Current ICs, particularly NMAs, provide valuable indirect evidence of the short-term efficacy of available systemic biologic treatment options for moderate-to-severe psoriasis. However, substantial differences were identified between AICs and NMAs with respect to factors that could potentially affect efficacy outcomes. Treatment rankings need to be interpreted alongside actual differences in IC outcomes to allow conclusions on clinical relevance. When selecting the most efficacious treatment, drugs within a class cannot be considered equal, and therapies should be considered individually rather than by class. Current ICs provide few safety analyses, which have to be interpreted with caution owing to low numbers of patients and events, different outcome measures and varying definitions. Furthermore, most ICs to date have analysed short-term data, underlining the need for longer-term analyses to understand the comparative long-term efficacy of available treatment options.

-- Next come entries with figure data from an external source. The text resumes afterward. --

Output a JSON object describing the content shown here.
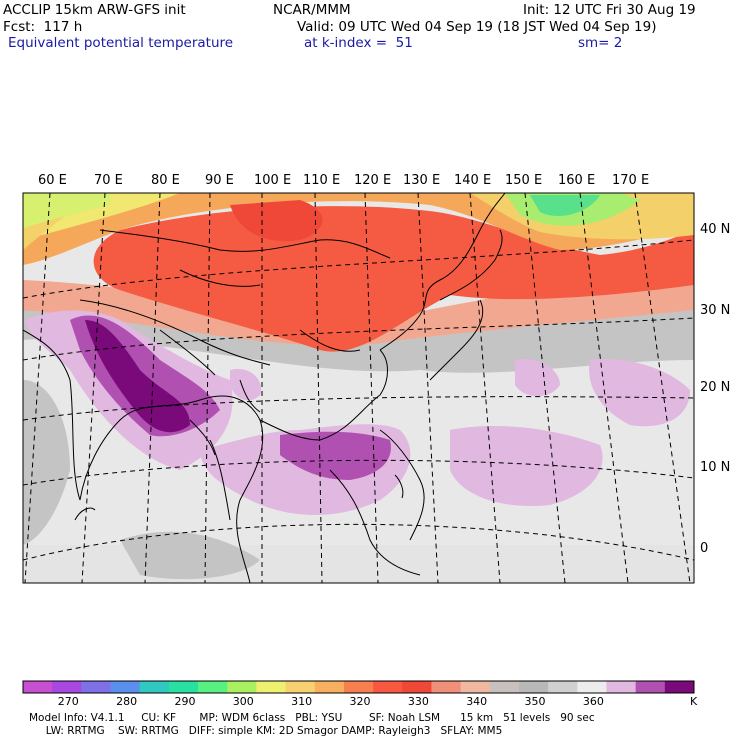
{
  "header": {
    "model_title": "ACCLIP 15km ARW-GFS init",
    "center": "NCAR/MMM",
    "init": "Init: 12 UTC Fri 30 Aug 19",
    "fcst": "Fcst:  117 h",
    "valid": "Valid: 09 UTC Wed 04 Sep 19 (18 JST Wed 04 Sep 19)",
    "field": "Equivalent potential temperature",
    "level": "at k-index =  51",
    "smooth": "sm= 2"
  },
  "map": {
    "lon_labels": [
      "60 E",
      "70 E",
      "80 E",
      "90 E",
      "100 E",
      "110 E",
      "120 E",
      "130 E",
      "140 E",
      "150 E",
      "160 E",
      "170 E"
    ],
    "lat_labels": [
      "40 N",
      "30 N",
      "20 N",
      "10 N",
      "0"
    ]
  },
  "colorbar": {
    "colors": [
      "#c84fd0",
      "#a848e0",
      "#8070e8",
      "#5a90ec",
      "#30c8c0",
      "#28e0a0",
      "#58f080",
      "#a8f060",
      "#f0f070",
      "#f8d070",
      "#f8b060",
      "#f88050",
      "#f85840",
      "#f04838",
      "#f09078",
      "#f0b8a0",
      "#c8c0bc",
      "#b8b8b8",
      "#d0d0d0",
      "#ececec",
      "#e0b8e0",
      "#b050b0",
      "#7a0a7a"
    ],
    "tick_labels": [
      "270",
      "280",
      "290",
      "300",
      "310",
      "320",
      "330",
      "340",
      "350",
      "360"
    ],
    "unit": "K"
  },
  "footer": {
    "line1": "Model Info: V4.1.1     CU: KF       MP: WDM 6class   PBL: YSU        SF: Noah LSM      15 km   51 levels   90 sec",
    "line2": "     LW: RRTMG    SW: RRTMG   DIFF: simple KM: 2D Smagor DAMP: Rayleigh3   SFLAY: MM5"
  }
}
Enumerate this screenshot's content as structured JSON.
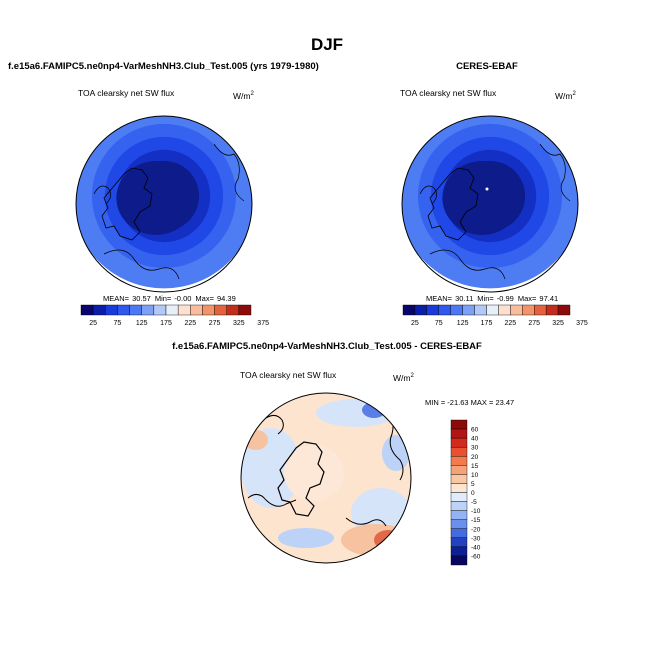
{
  "page": {
    "title": "DJF"
  },
  "panels": [
    {
      "heading": "f.e15a6.FAMIPC5.ne0np4-VarMeshNH3.Club_Test.005 (yrs 1979-1980)",
      "variable": "TOA clearsky net SW flux",
      "units_base": "W/m",
      "units_exp": "2",
      "stats": {
        "mean_label": "MEAN=",
        "mean": "30.57",
        "min_label": "Min=",
        "min": "-0.00",
        "max_label": "Max=",
        "max": "94.39"
      }
    },
    {
      "heading": "CERES-EBAF",
      "variable": "TOA clearsky net SW flux",
      "units_base": "W/m",
      "units_exp": "2",
      "stats": {
        "mean_label": "MEAN=",
        "mean": "30.11",
        "min_label": "Min=",
        "min": "-0.99",
        "max_label": "Max=",
        "max": "97.41"
      }
    }
  ],
  "diff_panel": {
    "heading": "f.e15a6.FAMIPC5.ne0np4-VarMeshNH3.Club_Test.005 - CERES-EBAF",
    "variable": "TOA clearsky net SW flux",
    "units_base": "W/m",
    "units_exp": "2",
    "minmax": "MIN = -21.63 MAX =  23.47"
  },
  "colorbars": {
    "abs": {
      "colors": [
        "#08066e",
        "#0a1ea8",
        "#1a3bdb",
        "#2f58ee",
        "#4c78f4",
        "#7da0f6",
        "#b3c8f7",
        "#e6eefa",
        "#fde0cf",
        "#f9bc9c",
        "#f3936a",
        "#e5603c",
        "#c42d1c",
        "#8e0b0b"
      ],
      "labels": [
        "25",
        "75",
        "125",
        "175",
        "225",
        "275",
        "325",
        "375"
      ]
    },
    "diff": {
      "colors": [
        "#8c0a0a",
        "#b31414",
        "#d42a1c",
        "#e8502f",
        "#f27a4c",
        "#f7a178",
        "#fbc6a4",
        "#fde5d2",
        "#e0ecfb",
        "#bcd2f7",
        "#94b3f2",
        "#6a8fec",
        "#446be0",
        "#2342c2",
        "#0c1f96",
        "#07075e"
      ],
      "labels": [
        "60",
        "40",
        "30",
        "20",
        "15",
        "10",
        "5",
        "0",
        "-5",
        "-10",
        "-15",
        "-20",
        "-30",
        "-40",
        "-60"
      ]
    }
  },
  "map_colors": {
    "abs_levels": [
      "#0d1c8a",
      "#1430c4",
      "#1f48e6",
      "#3563f0",
      "#4e7cf3"
    ],
    "diff_base": "#fce4cf",
    "diff_patches": [
      "#d6e4fa",
      "#f6c2a0",
      "#bcd2f7",
      "#f0a07e",
      "#e06a48",
      "#5a7de8",
      "#fde8d8"
    ]
  }
}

Below is the link to the electronic supplementary material.

Supplementary file1 (PDF 245 kb)

What’s already known about this topic?

The use of indirect comparison (IC) methodologies to compare the efficacy and safety of multiple interventions for psoriasis is growing, and methods used to perform these analyses are diversifying, making it increasingly difficult for dermatologists to keep abreast of the available data and to fully understand the perspective, methods and quality of each individual analysis.

What does this study add?

This review identified some consistency in short-term efficacy rankings for certain systemic biologic drugs for the treatment of psoriasis, although rankings for most drugs varied by IC. Factors potentially affecting efficacy outcomes varied considerably across all ICs.

In psoriasis, ICs do not yet provide sound comparative safety or long-term efficacy information of value to physicians; however, long-term efficacy data should be forthcoming from clinical trials in the near future.

What are the clinical implications of this work?

Considerable variation in factors potentially affecting efficacy outcomes across ICs means a detailed understanding of the scope and conduct of each IC is crucial prior to using its findings to inform clinical decisions.

Treatment rankings need to be interpreted alongside actual differences in outcomes to allow conclusions on clinical relevance. Drugs within a class cannot be considered equal in terms of efficacy and, therefore, should be considered individually.